Sekarang sudah jelas bahwa ini adalah tantangan yang direncanakan. Banyak penonton berpengalaman langsung mengerti apa yang sedang terjadi. Kuang Henzilao ini tidak diragukan lagi adalah penggemar Guo Zong’ao dari Three Fists Shaking the Heavens. Dia sengaja membuat masalah, dan sekarang dia membawa tokoh utamanya sendiri. Hal ini sangat umum di dunia siaran langsung.
Pasar live streaming secara keseluruhan terbatas. Setiap kali streamer baru muncul, mereka pasti akan mencoba merebut sebagian dari pasar tersebut dari streamer yang lebih lama, dan mereka pasti akan menghadapi penindasan dari banyak veteran tersebut.
Para pendatang baru yang ingin dikenal harus melewati berbagai tantangan. Persaingan sangat ketat, terutama antara streamer baru dan lama dalam genre yang sama.

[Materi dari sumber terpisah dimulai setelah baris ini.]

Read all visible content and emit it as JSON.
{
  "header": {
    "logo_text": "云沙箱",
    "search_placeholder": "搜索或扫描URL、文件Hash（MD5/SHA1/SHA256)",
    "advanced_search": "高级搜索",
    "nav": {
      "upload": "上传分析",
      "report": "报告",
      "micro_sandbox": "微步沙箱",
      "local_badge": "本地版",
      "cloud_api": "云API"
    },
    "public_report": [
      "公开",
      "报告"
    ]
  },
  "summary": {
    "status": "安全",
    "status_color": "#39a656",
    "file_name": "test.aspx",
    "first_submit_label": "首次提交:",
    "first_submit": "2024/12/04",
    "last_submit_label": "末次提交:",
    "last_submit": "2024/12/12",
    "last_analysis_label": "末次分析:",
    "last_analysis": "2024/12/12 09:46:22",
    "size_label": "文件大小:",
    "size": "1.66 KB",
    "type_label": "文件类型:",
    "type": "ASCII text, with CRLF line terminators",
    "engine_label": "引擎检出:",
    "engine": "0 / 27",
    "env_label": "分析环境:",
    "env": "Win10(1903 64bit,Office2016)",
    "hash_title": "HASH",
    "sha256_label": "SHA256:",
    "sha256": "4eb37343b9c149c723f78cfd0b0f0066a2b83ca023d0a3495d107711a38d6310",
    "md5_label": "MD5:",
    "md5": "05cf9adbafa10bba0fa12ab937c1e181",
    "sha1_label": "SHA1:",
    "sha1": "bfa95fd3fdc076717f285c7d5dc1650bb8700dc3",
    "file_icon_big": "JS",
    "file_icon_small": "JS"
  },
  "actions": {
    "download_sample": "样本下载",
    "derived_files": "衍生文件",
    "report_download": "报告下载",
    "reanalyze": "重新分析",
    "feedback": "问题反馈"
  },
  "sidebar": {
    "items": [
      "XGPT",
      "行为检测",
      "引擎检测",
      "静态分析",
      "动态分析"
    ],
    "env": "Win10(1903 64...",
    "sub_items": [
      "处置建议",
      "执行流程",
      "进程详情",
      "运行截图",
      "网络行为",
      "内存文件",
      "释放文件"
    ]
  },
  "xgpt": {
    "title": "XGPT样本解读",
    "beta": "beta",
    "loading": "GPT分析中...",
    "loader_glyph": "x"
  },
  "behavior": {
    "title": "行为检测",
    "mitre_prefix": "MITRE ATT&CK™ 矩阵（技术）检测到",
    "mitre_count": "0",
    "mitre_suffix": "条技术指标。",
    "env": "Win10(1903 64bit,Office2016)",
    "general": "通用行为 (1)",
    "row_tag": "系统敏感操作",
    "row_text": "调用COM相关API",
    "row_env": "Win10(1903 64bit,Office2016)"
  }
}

Li Xiaofei mengajarkan teknik bela diri di hari pertamanya melakukan siaran langsung. Bagaimana mungkin dia tidak menarik perhatian para penyiar teknik bela diri lainnya?
Guo Zong’ao dengan jurus Tiga Tinju Mengguncang Langit ini jelas merupakan orang pertama yang muncul dan mencoba menekan Li Xiaofei.
Ini kakak laki-lakiku. Dia adalah penerus sejati dari Jurus Tinju Vajra Kekuatan Agung.
Hari ini, kakak laki-laki saya sudah tidak tahan lagi dan datang ke sini untuk memberi pelajaran keras kepada streamer penipu ini.
Sudah saatnya memberi tahu penipu ini bahwa jaringan cahaya bukanlah tempat tanpa hukum; menipu orang lain dengan menggunakan nama orang lain tidak akan ditoleransi.
Kuang Henzilao terus-menerus membanjiri obrolan dengan pesan-pesan ini.
Li Xiaofei menatap Guo Zong’ao dan berkata, “Apakah kau mengakui apa yang dia katakan?”
Guo Zong’ao membusungkan dadanya dengan bangga dan tertawa, “Tentu saja, Kuang Kecil adalah penggemar setia saya. Dia tanpa lelah mendukung saya selama bertahun-tahun ini. Dia paling mengenal saya, jadi apa yang dia katakan adalah apa yang saya katakan… Heh, Nak, jika kau mengakui kekalahan sekarang dan meninggalkan situs Longya Group, belum terlambat. Kalau tidak, kau akan dipermalukan.”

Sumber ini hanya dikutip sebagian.